# Adding Users that Can't Login .....

## an0nymity

I know how to add your everyday user, but wondered if there was a default group under gentoo that didn't give the user priveledges to login, if not, then how do I go about creating users that don't have the login priveledges.

Thanks in Advance,

An0nymity

----------

## pjp

Been a while since I've done this, but I believe we (previous job) use to use /etc/shadow and disable the account via expired passwd.  'man 5 shadow'.

----------

## an0nymity

Thanks, kanuslupus, I will look up and try that when I get off work ... thanks for that tip.

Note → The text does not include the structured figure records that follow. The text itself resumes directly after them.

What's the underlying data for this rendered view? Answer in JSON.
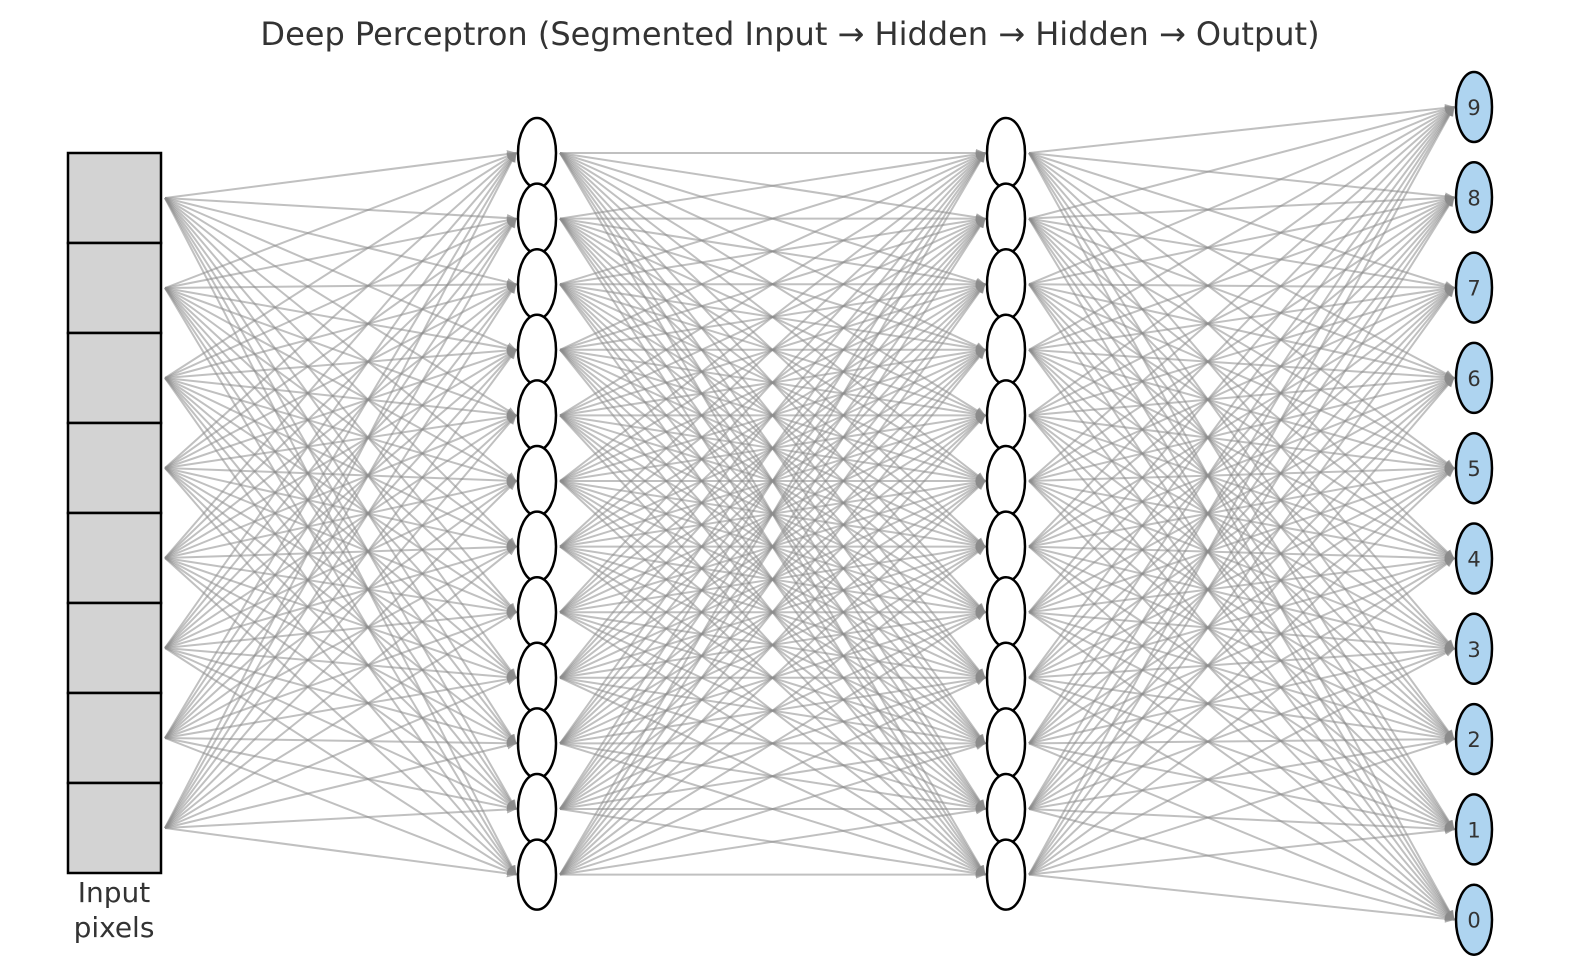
{
  "title": "Deep Perceptron (Segmented Input → Hidden → Hidden → Output)",
  "input": {
    "label_line1": "Input",
    "label_line2": "pixels",
    "segment_count": 8,
    "fill_color": "#d3d3d3"
  },
  "hidden_layers": [
    {
      "neuron_count": 12,
      "fill_color": "#ffffff"
    },
    {
      "neuron_count": 12,
      "fill_color": "#ffffff"
    }
  ],
  "output": {
    "fill_color": "#aed4f0",
    "labels": [
      "9",
      "8",
      "7",
      "6",
      "5",
      "4",
      "3",
      "2",
      "1",
      "0"
    ]
  },
  "connection_color": "#8c8c8c",
  "outline_color": "#000000"
}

If anyone else has other ways of accomplishing these, I'd greatly appreciate any input.

Thanks Again,

An0nymity

----------

## phong

You can give the user no shell.  That's the way I've done it in the past on some systems.

----------

## maxpower

Yes you should change their shell to /dev/null which will prevent login.

mAx

----------

## rac

 *maxpower wrote:*   

> Yes you should change their shell to /dev/null which will prevent login.

 

I use /bin/false.  /dev/null isn't executable on my system (which, I suppose would accidentally work).

----------

## craftyc

 *rac wrote:*   

>  *maxpower wrote:*   Yes you should change their shell to /dev/null which will prevent login. 
> 
> I use /bin/false.  /dev/null isn't executable on my system (which, I suppose would accidentally work).

 

I would also have suggested /bin/false.

----------

## daemonb

yes, I also use /bin/false for my samba users on my domaincontroller. That`s the right way  :Smile: 

cya DaemonB

----------

## roXet

I've seen people use a script that just has:

echo "Login disabled"

in it. Name that something like, nologin.sh and set the user's shell to that.

[edit]

if you do that make sure you chmod the new script correctly. I just tried it and forgot to do that =)

----------

## meyerm

Setting a "wrong" shell works, but perhaps you want to have a look at /etc/login.access. It's much more finegrained

----------